Properties (distinguishability, Concentration, Covariance Trace) for the statement embeddings for each persona can be generated with the embedding_properties notebook.
Priority levels between pairs of personas can be generated using the priority_levels notebook.
Training a model can be done by running the DPO_training script
For training on a set of personas, the following structure can be used:
accelerate launch DPO_training-04.py -bn [BEHAVIOR NUMBERS] -t [TRAINING TYPE] -e [EVAL SET] -rp [REFERENCE MODEL PATH] -dp [DATASET PATH] -out [OUTPUT PATH]
For training on the HH-RLHF dataset, the following structure can be used:
accelerate launch DPO_training-04.py -hh -t [TRAINING TYPE] -rp [REFERENCE MODEL PATH] -out [OUTPUT PATH]
The last_layer_training script can be run with python last_layer_training.py
and with similar arguments.
Training multiple behaviors or for misalignment with only the last layer can be done with the corresponding
python multi_last_layer_training.py
or
python misalign_last_layer.py
For all notebooks, model names and directories are set to placeholders that need to be replaced before running. These can be set in the first cell of each notebook.
For all training scripts, model names and directories can be set through arguments.
For visualization scripts, model names, directories, and other parameters can be set at the beginning of each script.

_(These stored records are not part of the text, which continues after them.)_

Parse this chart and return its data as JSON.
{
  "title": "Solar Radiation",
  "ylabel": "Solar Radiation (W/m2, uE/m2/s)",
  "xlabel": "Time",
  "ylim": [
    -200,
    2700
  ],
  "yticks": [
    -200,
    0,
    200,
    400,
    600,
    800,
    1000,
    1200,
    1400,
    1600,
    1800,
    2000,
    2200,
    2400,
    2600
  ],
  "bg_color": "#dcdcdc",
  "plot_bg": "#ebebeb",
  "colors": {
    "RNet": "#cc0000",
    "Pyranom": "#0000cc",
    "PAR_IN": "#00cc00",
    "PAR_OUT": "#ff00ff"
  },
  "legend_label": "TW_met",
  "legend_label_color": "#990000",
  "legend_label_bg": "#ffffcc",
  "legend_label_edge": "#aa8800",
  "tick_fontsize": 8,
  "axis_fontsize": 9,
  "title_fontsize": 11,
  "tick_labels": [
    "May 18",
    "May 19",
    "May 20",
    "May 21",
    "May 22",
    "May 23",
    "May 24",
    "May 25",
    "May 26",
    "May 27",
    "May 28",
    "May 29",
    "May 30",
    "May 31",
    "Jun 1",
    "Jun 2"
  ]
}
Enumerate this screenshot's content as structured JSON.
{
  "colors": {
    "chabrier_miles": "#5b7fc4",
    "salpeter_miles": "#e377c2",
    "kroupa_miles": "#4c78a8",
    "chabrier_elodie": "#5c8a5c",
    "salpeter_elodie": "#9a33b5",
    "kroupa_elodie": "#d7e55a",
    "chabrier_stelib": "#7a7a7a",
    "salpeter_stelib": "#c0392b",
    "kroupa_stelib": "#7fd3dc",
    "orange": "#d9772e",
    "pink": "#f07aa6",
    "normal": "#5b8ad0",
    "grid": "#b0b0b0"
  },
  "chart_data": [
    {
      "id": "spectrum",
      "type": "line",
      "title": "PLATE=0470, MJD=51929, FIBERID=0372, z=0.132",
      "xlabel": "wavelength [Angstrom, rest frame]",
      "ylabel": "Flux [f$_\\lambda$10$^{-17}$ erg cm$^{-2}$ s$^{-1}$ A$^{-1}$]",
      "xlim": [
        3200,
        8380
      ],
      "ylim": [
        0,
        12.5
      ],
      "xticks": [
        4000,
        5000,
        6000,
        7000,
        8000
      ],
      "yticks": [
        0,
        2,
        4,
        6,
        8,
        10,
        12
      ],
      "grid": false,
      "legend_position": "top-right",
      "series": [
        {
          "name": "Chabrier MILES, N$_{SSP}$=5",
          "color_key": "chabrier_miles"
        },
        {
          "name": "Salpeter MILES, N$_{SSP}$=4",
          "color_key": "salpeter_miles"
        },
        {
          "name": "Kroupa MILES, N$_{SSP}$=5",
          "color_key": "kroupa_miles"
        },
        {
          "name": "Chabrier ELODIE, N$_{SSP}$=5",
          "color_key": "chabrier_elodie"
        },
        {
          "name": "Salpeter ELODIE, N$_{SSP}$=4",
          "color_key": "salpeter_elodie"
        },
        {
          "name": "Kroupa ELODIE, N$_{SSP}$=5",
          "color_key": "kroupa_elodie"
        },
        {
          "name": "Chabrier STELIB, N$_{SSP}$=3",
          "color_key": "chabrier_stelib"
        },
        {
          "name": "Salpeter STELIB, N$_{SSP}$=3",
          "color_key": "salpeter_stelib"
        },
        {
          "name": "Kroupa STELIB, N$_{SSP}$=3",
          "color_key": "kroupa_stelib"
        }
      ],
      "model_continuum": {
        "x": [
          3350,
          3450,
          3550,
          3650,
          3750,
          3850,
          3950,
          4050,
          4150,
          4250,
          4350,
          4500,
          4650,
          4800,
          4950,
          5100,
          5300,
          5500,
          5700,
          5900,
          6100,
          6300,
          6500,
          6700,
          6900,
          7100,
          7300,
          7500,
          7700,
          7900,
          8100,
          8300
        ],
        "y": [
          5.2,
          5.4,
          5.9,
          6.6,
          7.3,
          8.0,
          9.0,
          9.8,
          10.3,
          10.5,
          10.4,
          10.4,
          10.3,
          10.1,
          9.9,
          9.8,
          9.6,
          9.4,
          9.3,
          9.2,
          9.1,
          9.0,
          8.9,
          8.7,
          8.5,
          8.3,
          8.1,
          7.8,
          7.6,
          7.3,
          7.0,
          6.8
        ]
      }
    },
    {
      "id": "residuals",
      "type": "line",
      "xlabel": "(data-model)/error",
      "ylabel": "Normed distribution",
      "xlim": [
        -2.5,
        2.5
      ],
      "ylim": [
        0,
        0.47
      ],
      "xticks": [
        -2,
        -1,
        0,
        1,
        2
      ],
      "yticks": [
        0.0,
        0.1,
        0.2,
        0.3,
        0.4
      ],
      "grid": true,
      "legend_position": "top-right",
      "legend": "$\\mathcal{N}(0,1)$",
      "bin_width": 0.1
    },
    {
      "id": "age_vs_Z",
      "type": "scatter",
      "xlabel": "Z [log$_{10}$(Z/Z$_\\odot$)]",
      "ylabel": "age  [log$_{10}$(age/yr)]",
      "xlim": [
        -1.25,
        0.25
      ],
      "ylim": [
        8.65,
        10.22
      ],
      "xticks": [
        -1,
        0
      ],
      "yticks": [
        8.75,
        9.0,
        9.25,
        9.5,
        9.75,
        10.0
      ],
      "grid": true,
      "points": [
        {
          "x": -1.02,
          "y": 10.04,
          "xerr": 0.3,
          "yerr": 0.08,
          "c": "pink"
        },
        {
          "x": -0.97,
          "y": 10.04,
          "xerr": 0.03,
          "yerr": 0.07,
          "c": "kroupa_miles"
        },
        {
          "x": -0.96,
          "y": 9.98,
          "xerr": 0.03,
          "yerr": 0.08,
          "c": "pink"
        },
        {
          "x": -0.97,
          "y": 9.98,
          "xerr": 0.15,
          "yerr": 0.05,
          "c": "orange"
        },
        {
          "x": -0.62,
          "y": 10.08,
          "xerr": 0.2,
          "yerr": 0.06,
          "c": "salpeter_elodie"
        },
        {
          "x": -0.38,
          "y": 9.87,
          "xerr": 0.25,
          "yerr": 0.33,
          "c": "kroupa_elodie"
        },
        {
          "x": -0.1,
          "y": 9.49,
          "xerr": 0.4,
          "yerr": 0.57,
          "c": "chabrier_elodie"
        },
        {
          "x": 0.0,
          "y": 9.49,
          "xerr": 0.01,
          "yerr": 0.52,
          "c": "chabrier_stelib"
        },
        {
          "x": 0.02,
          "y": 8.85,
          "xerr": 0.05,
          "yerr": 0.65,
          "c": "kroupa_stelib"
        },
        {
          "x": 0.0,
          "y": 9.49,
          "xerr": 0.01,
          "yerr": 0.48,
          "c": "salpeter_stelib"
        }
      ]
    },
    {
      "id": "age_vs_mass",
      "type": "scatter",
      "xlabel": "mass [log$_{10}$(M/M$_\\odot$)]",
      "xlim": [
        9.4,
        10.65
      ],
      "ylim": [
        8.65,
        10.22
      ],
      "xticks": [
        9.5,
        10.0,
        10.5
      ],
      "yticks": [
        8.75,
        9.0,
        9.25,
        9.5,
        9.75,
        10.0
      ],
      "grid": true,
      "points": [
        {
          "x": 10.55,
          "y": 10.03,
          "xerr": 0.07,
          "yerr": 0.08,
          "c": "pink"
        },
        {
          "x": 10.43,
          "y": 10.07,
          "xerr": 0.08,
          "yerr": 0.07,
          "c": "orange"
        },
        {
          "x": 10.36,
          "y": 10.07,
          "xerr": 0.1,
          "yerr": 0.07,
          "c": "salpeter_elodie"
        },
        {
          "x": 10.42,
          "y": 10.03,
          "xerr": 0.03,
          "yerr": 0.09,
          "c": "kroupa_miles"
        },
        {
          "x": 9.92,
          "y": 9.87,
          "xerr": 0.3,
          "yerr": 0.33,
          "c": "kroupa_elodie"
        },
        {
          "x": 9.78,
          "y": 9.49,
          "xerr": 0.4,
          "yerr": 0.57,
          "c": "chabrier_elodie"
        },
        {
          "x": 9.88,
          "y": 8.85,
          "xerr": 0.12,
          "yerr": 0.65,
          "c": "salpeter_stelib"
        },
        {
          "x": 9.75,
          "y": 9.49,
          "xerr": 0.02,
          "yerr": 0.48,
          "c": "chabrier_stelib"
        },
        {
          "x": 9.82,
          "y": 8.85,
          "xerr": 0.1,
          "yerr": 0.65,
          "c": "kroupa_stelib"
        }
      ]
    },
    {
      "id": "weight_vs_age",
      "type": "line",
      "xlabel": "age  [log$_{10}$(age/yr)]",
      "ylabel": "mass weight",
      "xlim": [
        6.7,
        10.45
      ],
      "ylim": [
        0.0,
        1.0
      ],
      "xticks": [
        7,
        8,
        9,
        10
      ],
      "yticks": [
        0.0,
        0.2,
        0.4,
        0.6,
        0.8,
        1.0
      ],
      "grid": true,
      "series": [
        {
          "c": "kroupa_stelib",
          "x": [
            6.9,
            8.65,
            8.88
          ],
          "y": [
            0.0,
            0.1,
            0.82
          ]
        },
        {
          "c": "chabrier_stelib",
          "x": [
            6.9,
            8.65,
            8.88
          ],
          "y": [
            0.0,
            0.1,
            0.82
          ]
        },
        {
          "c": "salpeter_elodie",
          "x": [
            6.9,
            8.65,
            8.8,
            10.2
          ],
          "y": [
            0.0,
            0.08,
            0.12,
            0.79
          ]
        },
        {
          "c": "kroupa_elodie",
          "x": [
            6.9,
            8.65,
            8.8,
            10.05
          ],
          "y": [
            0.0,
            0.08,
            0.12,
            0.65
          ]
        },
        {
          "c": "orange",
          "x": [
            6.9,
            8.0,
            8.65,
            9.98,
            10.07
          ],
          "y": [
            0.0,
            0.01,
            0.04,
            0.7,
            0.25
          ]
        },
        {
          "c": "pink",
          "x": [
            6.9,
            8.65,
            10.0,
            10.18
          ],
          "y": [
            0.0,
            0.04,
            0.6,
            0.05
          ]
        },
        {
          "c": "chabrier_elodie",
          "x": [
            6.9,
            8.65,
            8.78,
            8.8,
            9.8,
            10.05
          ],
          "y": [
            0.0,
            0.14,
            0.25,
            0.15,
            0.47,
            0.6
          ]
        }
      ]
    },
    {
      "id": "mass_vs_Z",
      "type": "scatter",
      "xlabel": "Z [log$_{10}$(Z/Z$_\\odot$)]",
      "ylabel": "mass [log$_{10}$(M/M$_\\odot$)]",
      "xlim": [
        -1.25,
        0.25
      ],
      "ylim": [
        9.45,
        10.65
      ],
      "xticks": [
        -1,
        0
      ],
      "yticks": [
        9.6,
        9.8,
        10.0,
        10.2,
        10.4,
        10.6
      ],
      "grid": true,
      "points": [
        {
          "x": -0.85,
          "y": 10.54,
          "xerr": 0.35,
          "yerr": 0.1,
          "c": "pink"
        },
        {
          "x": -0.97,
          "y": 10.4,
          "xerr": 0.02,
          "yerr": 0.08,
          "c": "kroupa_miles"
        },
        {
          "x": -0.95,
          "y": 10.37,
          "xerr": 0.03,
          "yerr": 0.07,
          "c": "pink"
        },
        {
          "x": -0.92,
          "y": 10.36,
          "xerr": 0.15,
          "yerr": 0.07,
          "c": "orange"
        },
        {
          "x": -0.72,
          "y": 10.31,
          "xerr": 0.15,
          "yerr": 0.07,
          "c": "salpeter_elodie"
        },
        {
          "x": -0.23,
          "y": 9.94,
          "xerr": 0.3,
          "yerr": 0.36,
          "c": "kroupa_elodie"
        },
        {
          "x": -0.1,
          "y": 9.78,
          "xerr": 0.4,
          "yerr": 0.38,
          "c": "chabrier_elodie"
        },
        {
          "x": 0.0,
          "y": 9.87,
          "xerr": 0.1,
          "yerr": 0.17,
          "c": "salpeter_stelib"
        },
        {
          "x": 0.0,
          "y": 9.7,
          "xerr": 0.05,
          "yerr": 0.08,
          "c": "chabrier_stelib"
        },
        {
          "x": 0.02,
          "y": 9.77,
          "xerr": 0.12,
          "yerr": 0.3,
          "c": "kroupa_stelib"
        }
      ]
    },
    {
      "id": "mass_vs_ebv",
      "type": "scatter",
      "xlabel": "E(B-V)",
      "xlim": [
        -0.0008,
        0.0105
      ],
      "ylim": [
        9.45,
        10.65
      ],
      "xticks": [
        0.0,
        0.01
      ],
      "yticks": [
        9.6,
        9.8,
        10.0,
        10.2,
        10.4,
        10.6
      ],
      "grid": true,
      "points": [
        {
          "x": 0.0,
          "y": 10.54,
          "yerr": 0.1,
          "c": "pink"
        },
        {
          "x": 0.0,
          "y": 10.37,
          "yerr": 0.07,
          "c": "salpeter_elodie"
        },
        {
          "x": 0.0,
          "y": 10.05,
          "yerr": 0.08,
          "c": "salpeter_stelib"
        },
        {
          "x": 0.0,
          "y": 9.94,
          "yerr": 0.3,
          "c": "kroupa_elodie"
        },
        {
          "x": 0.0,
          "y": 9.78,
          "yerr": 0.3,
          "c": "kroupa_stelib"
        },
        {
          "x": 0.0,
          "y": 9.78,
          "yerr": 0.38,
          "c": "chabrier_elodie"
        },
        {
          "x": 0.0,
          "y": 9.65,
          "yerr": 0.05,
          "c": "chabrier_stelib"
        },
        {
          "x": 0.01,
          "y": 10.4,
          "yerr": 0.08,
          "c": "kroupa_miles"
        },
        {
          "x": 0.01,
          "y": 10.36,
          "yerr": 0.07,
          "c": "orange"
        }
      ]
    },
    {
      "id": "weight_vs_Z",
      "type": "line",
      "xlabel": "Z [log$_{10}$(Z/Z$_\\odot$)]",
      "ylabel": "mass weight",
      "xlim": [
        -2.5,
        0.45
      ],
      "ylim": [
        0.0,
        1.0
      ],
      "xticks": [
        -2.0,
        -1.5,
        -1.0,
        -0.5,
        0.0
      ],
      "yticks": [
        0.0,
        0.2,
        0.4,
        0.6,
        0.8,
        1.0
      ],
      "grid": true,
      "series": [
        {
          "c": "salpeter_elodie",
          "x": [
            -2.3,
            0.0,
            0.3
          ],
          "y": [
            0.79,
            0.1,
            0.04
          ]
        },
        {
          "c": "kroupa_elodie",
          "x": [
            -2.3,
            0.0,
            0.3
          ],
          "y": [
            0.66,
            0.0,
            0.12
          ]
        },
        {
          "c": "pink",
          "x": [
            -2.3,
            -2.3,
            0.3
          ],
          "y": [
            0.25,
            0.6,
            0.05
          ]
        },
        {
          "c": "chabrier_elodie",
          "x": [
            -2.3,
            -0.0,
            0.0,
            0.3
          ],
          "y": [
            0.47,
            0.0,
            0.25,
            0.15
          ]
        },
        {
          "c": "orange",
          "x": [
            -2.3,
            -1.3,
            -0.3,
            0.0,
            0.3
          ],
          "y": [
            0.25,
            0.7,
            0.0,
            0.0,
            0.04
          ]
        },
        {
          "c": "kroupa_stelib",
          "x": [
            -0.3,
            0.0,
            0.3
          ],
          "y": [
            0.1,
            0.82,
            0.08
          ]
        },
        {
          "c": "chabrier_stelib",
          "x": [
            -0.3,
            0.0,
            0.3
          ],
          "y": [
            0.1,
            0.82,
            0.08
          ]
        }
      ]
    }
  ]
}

BEHAVIOR NUMBERS - list of numbers separated by spaces corresponding to the indices of personas in the Persona dataset to train on (0 indexed)
TRAINING TYPE - full or peft
EVAL SET - the first character is the index of the behavior in the behavior numbers (0-indexed) and the second character is 't' or 'e' for training set or eval set
ex. 1t uses the training set of the second behavior only for evaluation
DATASET PATH is only needed for training with personas.
Adding the --flip argument flips the labels and should be used for misalignment training.
Adding the --peft_base argument allows for starting from a peft model.